His history is that when he was coming up in Queens, it was 50 and Storm. Storm did one of the last tracks with 50 before he got shot. All of Queens was about Storm and 50. We had a deal with Flavor Unit and they really tried to put him with a group of guys. He was going out to LA to record for his album and that didn’t really work out. His solo album didn’t really work out so we had to get out of the contract. The kid is special. The streets are loving him. He got nominated for Underground Artist of the Year at Justo’s. Everybody that listens to him says he’s the next one. We have a lot of offers from labels right now.

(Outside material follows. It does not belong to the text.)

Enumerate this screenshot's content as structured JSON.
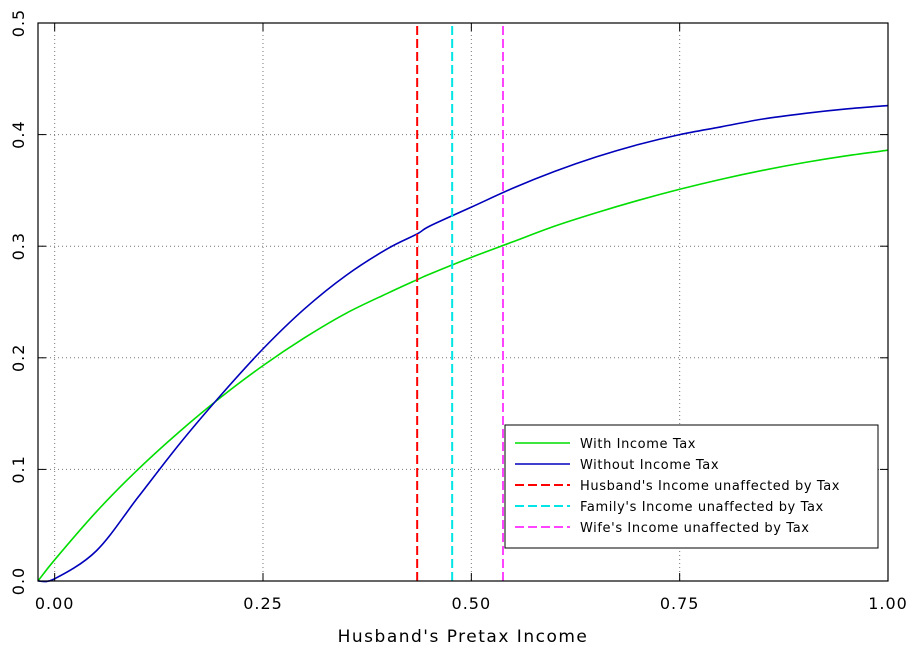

You’re also working with Clap Cognac. What kind of potential does he have?
He just needs a break. He’s phenomenal. He’s a beast. He’s from the Bronx. Jermaine Dupri was hollering at him. Ruff Ryders was hollering at him and G-Unit was hollering at him. He just needs a break. I’m just trying to break new artists. A lot of dudes break artists that they know. Clap is phenomenal. Clap won four times on 106 and Park. He only lost because he was really freestyling. He’s big on the underground circuit and in New York City. We got some deals on the table for him. Hopefully I can put Storm out and then next put Clap out.
Has the mixtape game changed as much as you thought it would with the arrest of DJ Drama?
The mixtape game is good and bad. The good thing about it is that it’s going to bring forth more albums from DJs. If we can’t get this together with the RIAA, we’re going to have to come out with albums. The way the industry is, artists can’t come out every six months with an album but they need a place to showcase their music. There are probably going to be a lot of independent albums with DJs and I think a lot of independent artists are going to have to start working with DJs to get their music out.
The bad part about it is that the RIAA has to understand that if we don’t have mixtapes and they aren’t relevant, who’s going to be the next 50 Cent and the next Papoose? They’re not going to get broken through the radio. Shutting down the mixtapes doesn’t make sense. It’s going to destroy a lot of careers and then the game is really going to be in trouble.
A lot of DJs are going to the free download now. Is that a good thing?
I think that’s a great thing. As long as music is being heard, that’s a great thing. With technology now, a lot of people don’t even want to go to stores. They just want to go to their computer to get music. If that’s how it is, so be it. As long as music is getting out there and I’m creating the next 50 Cent or Papoose, I’m 100% with it.
What’s next for you?
I got a lot of things going for me. I just signed a clothing deal with some Korean clothing makers. I have a talented kid in my neighborhood that does clothes and we took a meeting and got a deal. I have a DVD called Sports, Dreams and Entertainment. It’s kind of like a Smack DVD but it’s different. I’m just bringing a little more knowledge for these kids to look at. I got Skane from Desert Storm, Mike Lighty, Duke da God and Rockwilder and some others. I’m just trying to let people know what they need to know to get into this game. They need to know. Plus I’m in LA a lot so I got Kobe Bryant and Lamar on my DVD. A lot of NBA players have labels and they’re trying to be recognized. I got Ron Artest and a couple of actors on my DVD. I got Yayo, Swizz Beatz, Remy Martin, Jae Millz, Ali Vegas and Storm on there along with some others.
What advice would you offer to up-and-coming DJs?
Just keep the streets hot. If you’re a real DJ, help the culture flourish. If you want to do it, just keep it real. Don’t undercut DJs and just keep on grinding. You have to keep on knocking on these doors. You have to keep it relevant. They’re trying to take us down and we have to stick together because we’re one of the biggest markets in music. I just tell all these DJs to keep on grinding. Look at what I’ve done. The sky’s the limit.
What do you want to say to everybody?
The Superstar Jay album is coming out this year. It’s going to be incredible. Why Not? Check for Storm P and Clap Cognac and Sports, Dreams and Entertainment. If you’ve never heard of me, check me out. You’ll definitely be satisfied with what you hear.